Thursday, July 5, 2012

ACTA and SOPA

The world can be grateful that the intellectual property lobby employs too many lobbyists and too few strategists. Lobbyists are salespeople, the sell potential clients or employers amazing things, international agreements, Directives, the ability to stop time and enjoy old business models with no need for innovation or creativity, they sell smoke and mirrors. It was this approach that led to the proposal of SOPA in the United States and ACTA in Europe and beyond. It is this short-sightedness that has helped inspire the massive anti-IP movement that brought untold thousands of citizens onto the streets of Europe on the cold February day that will be seen, we hope, as the day that helped preserve our online freedom.
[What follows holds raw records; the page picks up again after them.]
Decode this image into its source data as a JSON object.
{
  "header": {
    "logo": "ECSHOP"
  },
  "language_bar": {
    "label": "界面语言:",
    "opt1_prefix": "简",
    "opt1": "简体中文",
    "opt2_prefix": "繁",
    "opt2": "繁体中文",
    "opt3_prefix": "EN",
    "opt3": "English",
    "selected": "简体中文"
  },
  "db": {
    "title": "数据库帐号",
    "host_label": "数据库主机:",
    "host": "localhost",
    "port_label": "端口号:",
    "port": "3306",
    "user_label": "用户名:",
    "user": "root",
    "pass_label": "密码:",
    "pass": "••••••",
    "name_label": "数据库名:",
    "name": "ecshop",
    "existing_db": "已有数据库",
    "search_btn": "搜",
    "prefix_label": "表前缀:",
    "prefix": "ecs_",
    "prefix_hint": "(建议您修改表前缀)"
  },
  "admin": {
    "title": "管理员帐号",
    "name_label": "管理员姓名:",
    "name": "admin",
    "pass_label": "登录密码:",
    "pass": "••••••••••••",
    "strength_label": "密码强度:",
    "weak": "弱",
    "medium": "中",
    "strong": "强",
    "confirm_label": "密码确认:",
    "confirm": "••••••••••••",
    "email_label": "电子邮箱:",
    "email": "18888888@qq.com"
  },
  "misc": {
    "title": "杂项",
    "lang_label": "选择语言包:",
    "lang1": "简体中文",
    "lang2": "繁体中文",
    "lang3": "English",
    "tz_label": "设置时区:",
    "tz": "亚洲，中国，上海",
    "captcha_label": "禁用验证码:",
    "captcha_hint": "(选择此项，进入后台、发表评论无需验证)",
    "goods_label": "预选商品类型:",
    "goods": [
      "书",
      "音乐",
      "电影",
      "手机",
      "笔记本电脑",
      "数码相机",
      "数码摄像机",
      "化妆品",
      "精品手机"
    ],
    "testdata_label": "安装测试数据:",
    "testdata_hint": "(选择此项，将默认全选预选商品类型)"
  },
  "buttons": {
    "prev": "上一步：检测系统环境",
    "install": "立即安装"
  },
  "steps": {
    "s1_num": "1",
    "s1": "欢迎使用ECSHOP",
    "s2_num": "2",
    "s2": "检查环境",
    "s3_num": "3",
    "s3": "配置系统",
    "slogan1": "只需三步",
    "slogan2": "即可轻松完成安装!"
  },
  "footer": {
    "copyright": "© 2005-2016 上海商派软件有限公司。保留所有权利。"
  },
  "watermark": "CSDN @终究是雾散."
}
From the European content industry, ACTA was all cost and no potential benefit. However, as always, it was dragged along by multinational, mainly US lobbies that promise the world but could never deliver. The component parts of ACTA were coming, the content industry just needed to stay silent and wait. The European Commission was about to launch a criminal sanctions Directive. The EU was planning to review the profoundly broken IPR Enforcement Directive (IPRED), which many rightsholders were targeting as a means of further strengthening European repressive policies in the internet environment. The Commission had a whole queue of enforcement measures in the style of ACTA's Article 27.3 either already in place or planned. All that the European copyright industry needed was for to avoid public attention for these plans. And then came ACTA.

Thanks to SOPA, European citizens better understood the dangers of ACTA. Thanks to the anti-ACTA campaign, it would be politically crazy for the Commission to launch the criminal sanctions Directive. Thanks to ACTA, there now is broad understanding of just how bad IPRED really is.

Yet, we must remain vigilant. The danger is not over. The EU Commission has already announced they'll ignore the Parliament's rejection of ACTA.